I work with a lot of organizations who are seeking to implement a “risk based security” framework, but are struggling with getting everyone to agree which risks are the highest priority (and, therefore, worth a larger investment). We often make this exercise more complicated than it needs to be. After all, in our daily lives we all apply risk frameworks whether we realize it or not.
Think of the things you own. Intuitively, you know the difference between those things you’d feel comfortable leaving outside on your front step all night and those which you will take the extra step to ensure they are locked inside at night.
Furthermore, you can probably name the shorter list of your possessions that you’d like to not only have inside, but you make sure they are accounted for and locked up securely inside your house or in a safe deposit box at the bank.
Congratulations, my friends, you have just applied a risk model!
In this example, how would you go about articulating the factors you used to decide which of your possessions warranted a certain level of protection or precaution?
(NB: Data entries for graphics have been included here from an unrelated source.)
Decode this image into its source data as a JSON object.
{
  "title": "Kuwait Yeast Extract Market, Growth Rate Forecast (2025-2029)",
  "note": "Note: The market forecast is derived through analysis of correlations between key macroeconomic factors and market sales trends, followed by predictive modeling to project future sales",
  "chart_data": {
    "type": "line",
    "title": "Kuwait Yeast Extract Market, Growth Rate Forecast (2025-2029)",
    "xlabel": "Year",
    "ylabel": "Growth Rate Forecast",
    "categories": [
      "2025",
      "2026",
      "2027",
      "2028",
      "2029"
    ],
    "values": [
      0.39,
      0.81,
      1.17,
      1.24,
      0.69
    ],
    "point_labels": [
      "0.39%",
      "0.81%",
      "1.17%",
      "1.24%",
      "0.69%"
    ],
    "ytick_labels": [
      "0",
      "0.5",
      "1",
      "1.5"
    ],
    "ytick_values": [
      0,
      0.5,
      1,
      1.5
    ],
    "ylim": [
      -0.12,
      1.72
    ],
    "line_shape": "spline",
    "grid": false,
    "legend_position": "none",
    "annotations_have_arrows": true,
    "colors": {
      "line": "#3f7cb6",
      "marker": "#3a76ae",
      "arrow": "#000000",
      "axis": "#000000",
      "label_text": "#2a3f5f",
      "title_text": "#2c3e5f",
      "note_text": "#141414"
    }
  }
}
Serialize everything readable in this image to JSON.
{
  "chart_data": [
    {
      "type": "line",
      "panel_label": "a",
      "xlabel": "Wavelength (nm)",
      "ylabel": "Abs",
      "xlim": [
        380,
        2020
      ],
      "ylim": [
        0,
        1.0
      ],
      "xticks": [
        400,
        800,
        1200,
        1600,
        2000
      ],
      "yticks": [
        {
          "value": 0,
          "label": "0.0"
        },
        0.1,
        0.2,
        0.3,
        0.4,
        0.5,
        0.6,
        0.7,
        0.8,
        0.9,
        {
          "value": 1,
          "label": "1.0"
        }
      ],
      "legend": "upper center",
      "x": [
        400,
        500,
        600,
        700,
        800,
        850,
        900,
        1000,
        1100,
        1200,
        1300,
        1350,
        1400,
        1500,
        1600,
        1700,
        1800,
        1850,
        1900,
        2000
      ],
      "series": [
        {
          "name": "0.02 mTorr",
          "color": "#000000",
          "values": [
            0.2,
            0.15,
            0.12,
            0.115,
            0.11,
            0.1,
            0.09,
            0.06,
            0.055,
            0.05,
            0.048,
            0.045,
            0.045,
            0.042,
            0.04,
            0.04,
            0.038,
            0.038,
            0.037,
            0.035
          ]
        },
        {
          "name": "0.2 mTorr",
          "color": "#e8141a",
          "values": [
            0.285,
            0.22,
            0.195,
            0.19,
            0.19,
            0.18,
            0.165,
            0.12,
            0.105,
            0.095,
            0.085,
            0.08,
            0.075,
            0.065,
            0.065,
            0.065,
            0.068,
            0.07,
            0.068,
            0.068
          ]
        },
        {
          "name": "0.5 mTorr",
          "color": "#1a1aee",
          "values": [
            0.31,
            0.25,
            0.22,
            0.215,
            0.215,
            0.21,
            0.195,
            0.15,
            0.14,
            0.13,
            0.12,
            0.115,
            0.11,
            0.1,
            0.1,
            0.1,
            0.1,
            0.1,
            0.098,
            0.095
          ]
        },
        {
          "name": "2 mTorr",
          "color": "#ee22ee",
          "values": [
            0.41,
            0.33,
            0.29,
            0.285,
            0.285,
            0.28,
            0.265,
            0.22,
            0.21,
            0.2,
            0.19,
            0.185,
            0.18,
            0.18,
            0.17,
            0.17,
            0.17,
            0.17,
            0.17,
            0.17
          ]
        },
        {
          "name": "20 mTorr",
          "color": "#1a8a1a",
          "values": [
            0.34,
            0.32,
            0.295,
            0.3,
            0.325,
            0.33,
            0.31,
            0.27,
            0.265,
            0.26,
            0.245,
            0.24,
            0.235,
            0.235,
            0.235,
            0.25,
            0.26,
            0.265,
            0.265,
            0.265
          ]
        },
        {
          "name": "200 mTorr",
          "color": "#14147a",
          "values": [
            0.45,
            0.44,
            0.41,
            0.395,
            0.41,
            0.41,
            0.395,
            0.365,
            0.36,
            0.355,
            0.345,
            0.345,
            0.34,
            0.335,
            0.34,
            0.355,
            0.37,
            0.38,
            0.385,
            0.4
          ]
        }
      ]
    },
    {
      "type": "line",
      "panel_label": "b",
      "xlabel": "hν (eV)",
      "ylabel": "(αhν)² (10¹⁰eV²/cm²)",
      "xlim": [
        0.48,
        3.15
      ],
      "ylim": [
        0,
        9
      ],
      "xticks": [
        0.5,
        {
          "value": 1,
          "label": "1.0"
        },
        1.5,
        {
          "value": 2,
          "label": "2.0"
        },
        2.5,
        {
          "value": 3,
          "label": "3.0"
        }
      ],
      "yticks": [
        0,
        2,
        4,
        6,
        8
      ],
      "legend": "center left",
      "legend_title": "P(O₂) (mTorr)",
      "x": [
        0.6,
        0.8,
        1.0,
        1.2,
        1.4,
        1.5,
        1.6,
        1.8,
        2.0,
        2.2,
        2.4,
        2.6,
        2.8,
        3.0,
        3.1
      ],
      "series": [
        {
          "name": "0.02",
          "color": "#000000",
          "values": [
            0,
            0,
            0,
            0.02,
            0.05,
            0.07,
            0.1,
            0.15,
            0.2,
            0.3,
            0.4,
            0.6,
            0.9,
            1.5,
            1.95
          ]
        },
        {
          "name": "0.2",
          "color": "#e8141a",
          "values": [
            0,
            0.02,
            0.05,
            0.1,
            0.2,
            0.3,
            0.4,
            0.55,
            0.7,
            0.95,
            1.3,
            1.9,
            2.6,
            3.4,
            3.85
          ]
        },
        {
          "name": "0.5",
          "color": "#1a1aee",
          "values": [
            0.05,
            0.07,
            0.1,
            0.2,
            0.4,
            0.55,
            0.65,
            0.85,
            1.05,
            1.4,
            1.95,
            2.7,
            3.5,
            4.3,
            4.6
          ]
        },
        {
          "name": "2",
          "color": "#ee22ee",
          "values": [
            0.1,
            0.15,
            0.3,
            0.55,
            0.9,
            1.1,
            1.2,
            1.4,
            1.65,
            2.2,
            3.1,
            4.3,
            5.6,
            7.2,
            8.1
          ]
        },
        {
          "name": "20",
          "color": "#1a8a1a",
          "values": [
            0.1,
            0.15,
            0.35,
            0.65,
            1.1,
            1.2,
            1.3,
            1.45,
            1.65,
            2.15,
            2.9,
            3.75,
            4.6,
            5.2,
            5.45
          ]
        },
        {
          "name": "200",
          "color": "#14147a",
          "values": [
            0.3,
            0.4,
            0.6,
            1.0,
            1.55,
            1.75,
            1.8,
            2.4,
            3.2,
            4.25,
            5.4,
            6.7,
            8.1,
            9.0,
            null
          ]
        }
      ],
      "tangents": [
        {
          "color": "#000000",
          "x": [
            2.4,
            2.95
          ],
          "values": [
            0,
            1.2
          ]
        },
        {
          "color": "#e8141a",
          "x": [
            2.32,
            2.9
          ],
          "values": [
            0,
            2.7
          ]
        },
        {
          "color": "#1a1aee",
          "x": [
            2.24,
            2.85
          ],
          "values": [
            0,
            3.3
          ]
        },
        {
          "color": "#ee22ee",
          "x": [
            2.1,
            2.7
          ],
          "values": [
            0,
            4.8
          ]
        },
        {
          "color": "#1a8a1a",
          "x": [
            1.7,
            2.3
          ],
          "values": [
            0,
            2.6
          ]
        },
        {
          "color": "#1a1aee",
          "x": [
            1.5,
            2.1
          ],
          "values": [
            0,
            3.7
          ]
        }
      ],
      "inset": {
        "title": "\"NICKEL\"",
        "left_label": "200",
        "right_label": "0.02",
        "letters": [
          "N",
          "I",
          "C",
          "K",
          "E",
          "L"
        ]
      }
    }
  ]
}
It could be tricky, and it may take a few tries to get it right.
In business, the challenge is similar: how can we enumerate the factors and our decision-making process so that different people across the business – armed with our process – can evaluate risk independently and come up with similar risk rankings?
One secret to success is to create the model, test it, and engage a larger group with different perspectives to evaluate and improve the model.
Success goes beyond the process used – it also requires context that is known, documented, and shared with others in your organization. After all, if you make decisions about a gaudy old chair without realizing that it is invaluable to your spouse because her beloved great grandfather made it, you will certainly make her angry with your decision about how much you want to invest to protect it.
When developing your risk framework, ensure you realize the difference between the most important, “make or break,” items in your business and those that are easily replaced. Then, get as crisp as you can in describing the thought process and criteria you employed to come up with your classification. This will make it easier to get everyone on the same page about risk evaluations.